Photo 1: Nice trees near the end of the day

Photo 2: Pirate ship in st augustine

Photo 3: Rest stop at Timacuan Indian Territory

day 1 beautiful

day 1 pirate ship

Day 1 Timacuan Break

Day 15, 2015 – Mile 1429 – Mellon Island Primitive Camp – March 30

woke up to the cold morning. It was difficult putting on cold, wet underwear, swim trunks, shirt, wind breaker, gloves, spray skirt, and life vest on. My hands were numb touching the metallic tent poles when breaking down the tent. Today was a big mileage day and I was mentally prepared for it, but before I could get into a rhythm my worries from yesterday were confirmed. I in fact have a hull leak and the cockpit is taking on water slowly. It has to be the rear of the kayak as the rear storage compartment keeps taking on water which eventually seeps to where I sit. I pulled over and tried inspecting but could not locate the source. I was concerned but also knew as long as the leak didn’t get any worse (assuming it was a leak from the hull somewhere) I could just pump out the excess water every mile or so and that is what I did all day.

The day itself got a whole lot better as it progressed. It warmed up fast and I was able to get dry and even hot. I stopped at a burrito shack at Flagler beach and had a shredded beef burrito with the works… Yum.
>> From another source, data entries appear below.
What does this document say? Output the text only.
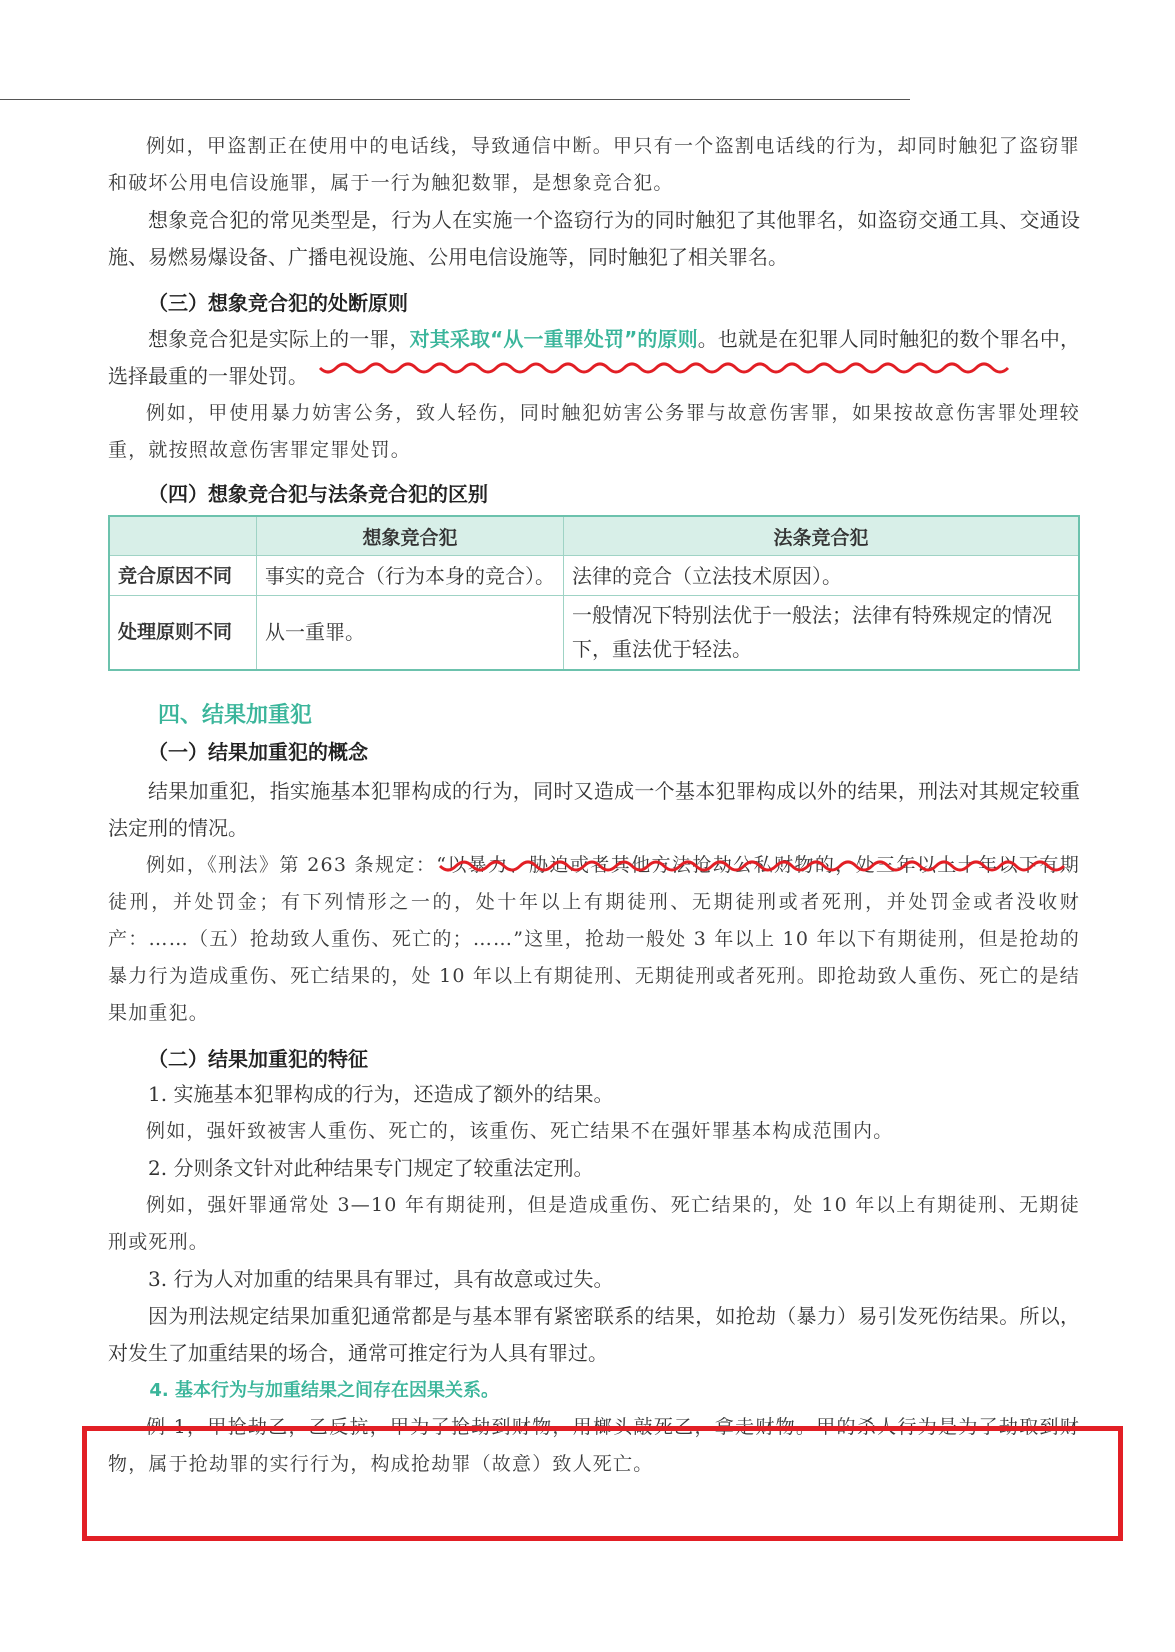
例如，甲盗割正在使用中的电话线，导致通信中断。甲只有一个盗割电话线的行为，却同时触犯了盗窃罪和破坏公用电信设施罪，属于一行为触犯数罪，是想象竞合犯。

想象竞合犯的常见类型是，行为人在实施一个盗窃行为的同时触犯了其他罪名，如盗窃交通工具、交通设施、易燃易爆设备、广播电视设施、公用电信设施等，同时触犯了相关罪名。

（三）想象竞合犯的处断原则

想象竞合犯是实际上的一罪，对其采取“从一重罪处罚”的原则。也就是在犯罪人同时触犯的数个罪名中，选择最重的一罪处罚。

例如，甲使用暴力妨害公务，致人轻伤，同时触犯妨害公务罪与故意伤害罪，如果按故意伤害罪处理较重，就按照故意伤害罪定罪处罚。

（四）想象竞合犯与法条竞合犯的区别

	想象竞合犯	法条竞合犯
竞合原因不同	事实的竞合（行为本身的竞合）。	法律的竞合（立法技术原因）。
处理原则不同	从一重罪。	一般情况下特别法优于一般法；法律有特殊规定的情况下，重法优于轻法。

四、结果加重犯

（一）结果加重犯的概念

结果加重犯，指实施基本犯罪构成的行为，同时又造成一个基本犯罪构成以外的结果，刑法对其规定较重法定刑的情况。

例如，《刑法》第 263 条规定：“以暴力、胁迫或者其他方法抢劫公私财物的，处三年以上十年以下有期徒刑，并处罚金；有下列情形之一的，处十年以上有期徒刑、无期徒刑或者死刑，并处罚金或者没收财产：……（五）抢劫致人重伤、死亡的；……”这里，抢劫一般处 3 年以上 10 年以下有期徒刑，但是抢劫的暴力行为造成重伤、死亡结果的，处 10 年以上有期徒刑、无期徒刑或者死刑。即抢劫致人重伤、死亡的是结果加重犯。

（二）结果加重犯的特征

1. 实施基本犯罪构成的行为，还造成了额外的结果。

例如，强奸致被害人重伤、死亡的，该重伤、死亡结果不在强奸罪基本构成范围内。

2. 分则条文针对此种结果专门规定了较重法定刑。

例如，强奸罪通常处 3—10 年有期徒刑，但是造成重伤、死亡结果的，处 10 年以上有期徒刑、无期徒刑或死刑。

3. 行为人对加重的结果具有罪过，具有故意或过失。

因为刑法规定结果加重犯通常都是与基本罪有紧密联系的结果，如抢劫（暴力）易引发死伤结果。所以，对发生了加重结果的场合，通常可推定行为人具有罪过。

4. 基本行为与加重结果之间存在因果关系。

例 1，甲抢劫乙，乙反抗，甲为了抢劫到财物，用榔头敲死乙，拿走财物。甲的杀人行为是为了劫取到财物，属于抢劫罪的实行行为，构成抢劫罪（故意）致人死亡。
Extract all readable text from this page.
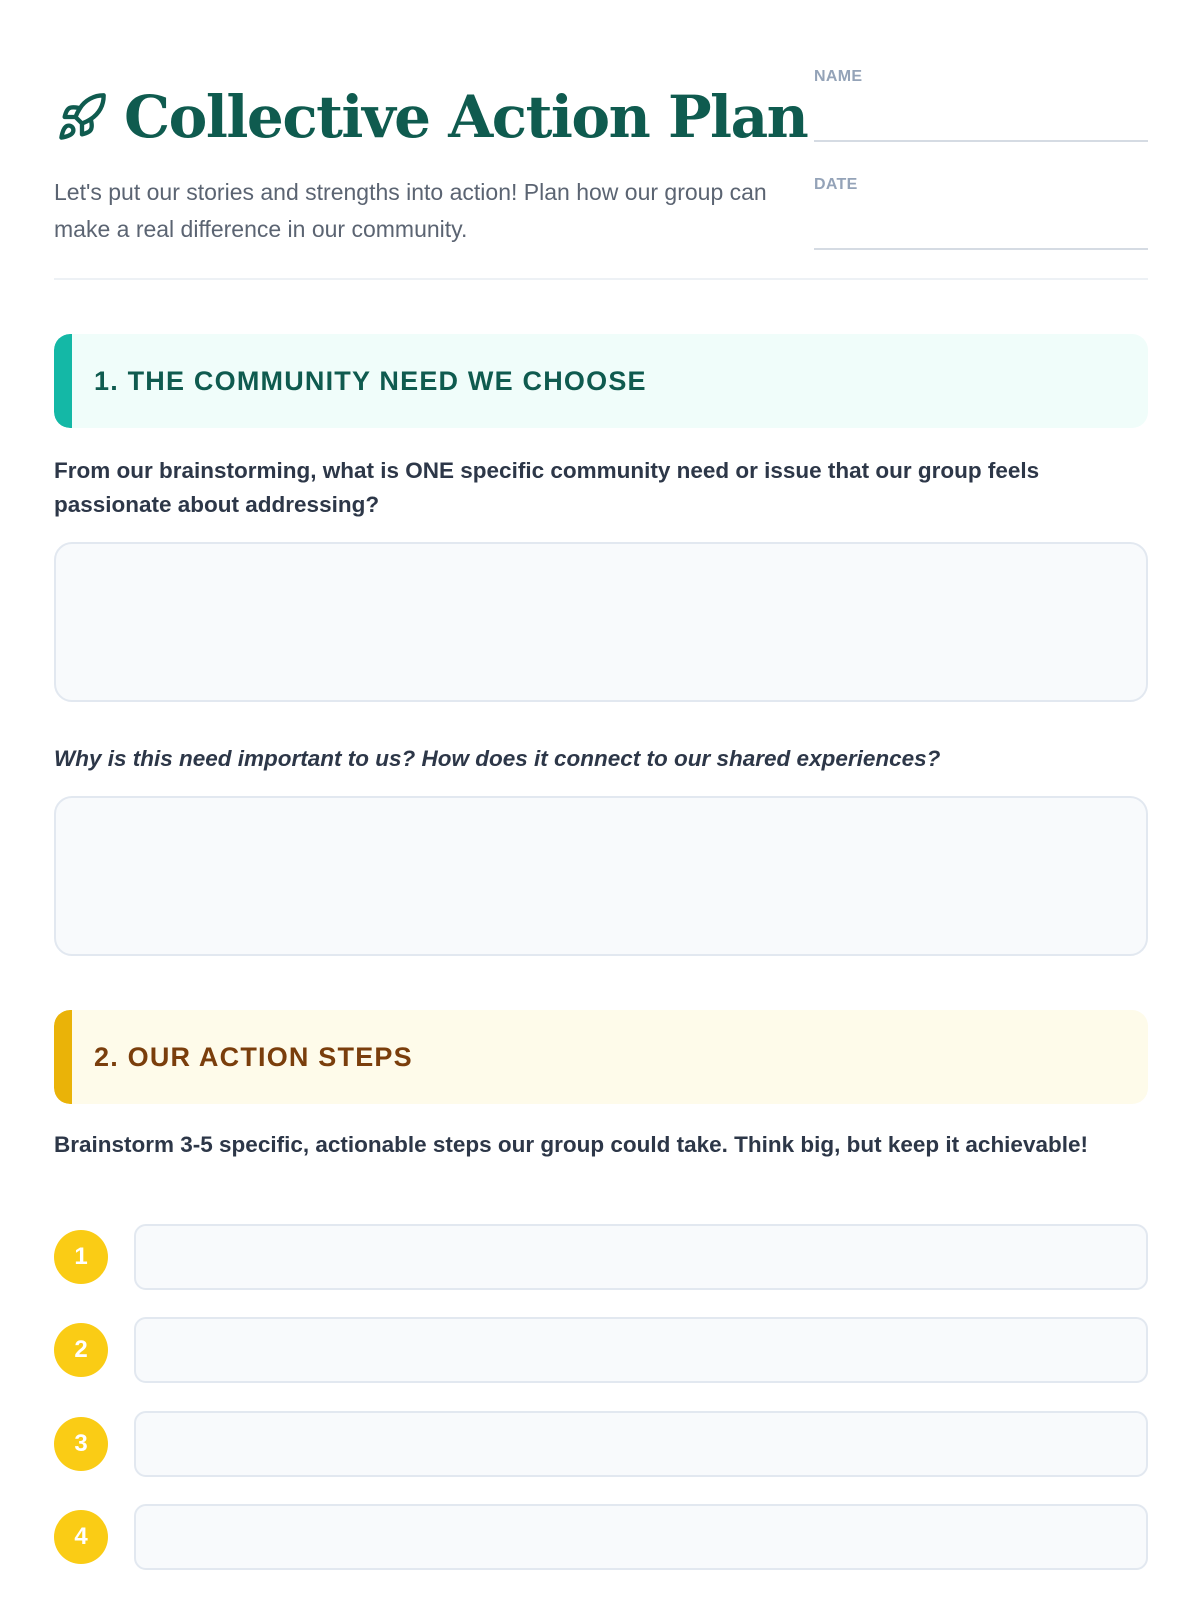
Collective Action Plan

Let's put our stories and strengths into action! Plan how our group can make a real difference in our community.

NAME
DATE
1. THE COMMUNITY NEED WE CHOOSE

From our brainstorming, what is ONE specific community need or issue that our group feels passionate about addressing?

Why is this need important to us? How does it connect to our shared experiences?

2. OUR ACTION STEPS

Brainstorm 3-5 specific, actionable steps our group could take. Think big, but keep it achievable!

1
2
3
4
Flagler beach was a small community with great waves for surfing, dark tan sands, and good looking people… I never wanted to leave.

The afternoon had the tailwinds pick up and I was cooking. The intercostal gets narrow and all sorts of people were out fishing from their backyard. My arm got tired from waving to all these friendly people.

The campsite at Mellon island is fantastic with q good view overlooking the marsh, while still being close to the water. I arrived early enough to hang and even dry everything that was soaked from days of rain and cold weather. I flipped my kayak over and sure enough I believe I have identified the puncture where water was swapping through. I out some marine epoxy on, and will put some duct tape over in the morning but it is a relief to know what the issue is.

I am excited to see my favorite city in Florida tomorrow, St Augustine. I have saved a can of Chef Boyardee Beef Macorini for a special occasion and tonight I feast!

Picture 1: Flagler beach 

   

Picture 2: taking a break

  

Picture 3: Mellon island camp

  

Picture 4: jellies

 

Day 14, 2015 – Mile 1403 – Spoil Island Primitive Camp – March 29

thus morning was déjà vu. It was cold, the winds were blowing hard from the North, and I didn’t want to get out of the tent. Hours were flying by and I was losing daylight. I decided to set a 3 day goal to make st Augustine and booked a motel room to force me to get going. It was a slow going day and the wind was bitterly cold. I stopped for lunch and felt uncomfortable. I decided to cross the infra pasta and hug the east shoreline to alleviate some of the wind. I passed bridge after bridge. Daytona was a lot smaller than I thought, definitely not dense urban development. The scenery then becomes desolate again after passing Daytona, and there are some mighty fine waterfront homes.

I was racing against the sunset to get my cling spot because I knew it would get cold fast after losing the solar heat radiation of direct sun rays. Thankfully I got to my campsite just as the sun was on the horizon. I definitely needed the last remaing daylight to navigate through shallow waters and find the high ground.

My kayak took on a lot of water today that I am concerned about. I will need to investigate tomorrow later in the day. Too dark, damp, and cold right now!